The Wien Museum Mozart apartment on the first floor is the authentic core of the building - the rooms in which Mozart and his family actually lived. It is the largest, most elegant and most expensive apartment that Mozart ever had - and the only one in Vienna to have survived. It consists of four large rooms, two small rooms and a kitchen. Mozart lived there from the end of September 1784 until the end of April 1787. In these two and a half years he composed a number of major works including Le Nozze di Figaro.


The apartment has been open to the public in various forms for over 60 years. In the past the attempt was made to offer a comprehensive Mozart exhibition within the narrow confines available. Mozarthaus Vienna now has two additional floors to offer information about Vienna, Mozart and his music in general. In contrast to earlier incarnations, the focus within the apartment is therefore exclusively on the period he spent there and the way Mozart and his family lived and worked.

Facts are in short supply, however: very little remains of the original furniture, and descriptions of the rooms and what they were used for are hard to come by. Visitors are therefore asked to interact with the display and use their own imagination. 


They are helped in this respect by background information and history: not only through pictures and documents but also through models and videos.
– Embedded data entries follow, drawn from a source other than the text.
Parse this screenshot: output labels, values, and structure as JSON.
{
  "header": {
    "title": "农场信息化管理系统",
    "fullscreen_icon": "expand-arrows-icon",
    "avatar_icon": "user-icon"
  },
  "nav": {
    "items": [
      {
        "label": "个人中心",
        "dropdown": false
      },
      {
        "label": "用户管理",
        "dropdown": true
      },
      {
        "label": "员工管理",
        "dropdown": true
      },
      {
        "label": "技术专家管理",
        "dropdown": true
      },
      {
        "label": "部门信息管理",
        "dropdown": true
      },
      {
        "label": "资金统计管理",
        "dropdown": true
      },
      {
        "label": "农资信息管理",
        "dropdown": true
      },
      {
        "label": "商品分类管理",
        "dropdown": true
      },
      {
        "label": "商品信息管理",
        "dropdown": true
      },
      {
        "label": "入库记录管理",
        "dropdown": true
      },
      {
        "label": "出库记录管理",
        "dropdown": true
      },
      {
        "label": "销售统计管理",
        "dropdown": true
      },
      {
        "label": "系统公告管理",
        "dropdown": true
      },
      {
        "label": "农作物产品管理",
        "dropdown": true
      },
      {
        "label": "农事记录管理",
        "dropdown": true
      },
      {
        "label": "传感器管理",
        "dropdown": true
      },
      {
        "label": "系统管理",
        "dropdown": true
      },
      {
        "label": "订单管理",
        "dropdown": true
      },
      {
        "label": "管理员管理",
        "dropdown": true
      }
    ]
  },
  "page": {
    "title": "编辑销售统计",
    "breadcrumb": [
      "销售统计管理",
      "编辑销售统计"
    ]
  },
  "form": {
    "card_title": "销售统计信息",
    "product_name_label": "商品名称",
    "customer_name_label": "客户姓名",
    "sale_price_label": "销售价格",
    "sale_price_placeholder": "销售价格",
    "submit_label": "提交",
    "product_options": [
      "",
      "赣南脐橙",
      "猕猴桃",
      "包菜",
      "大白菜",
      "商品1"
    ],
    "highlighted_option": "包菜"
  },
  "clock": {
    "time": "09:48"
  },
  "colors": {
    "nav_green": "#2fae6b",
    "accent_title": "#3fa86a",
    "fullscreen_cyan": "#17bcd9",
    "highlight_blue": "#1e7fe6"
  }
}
Furniture and other objects from Mozart's era give indication of the probable use to which the various rooms were put. Examples include a gaming table for board games such as chess or Trick-Track, a forerunner of backgammon, and a magnificent musical clock dating from around 1796, which is one of the highlights of the apartment. It plays a variation of Andante für eine Walze in eine kleine Orgel (KV 616), which Mozart probably wrote for this very object.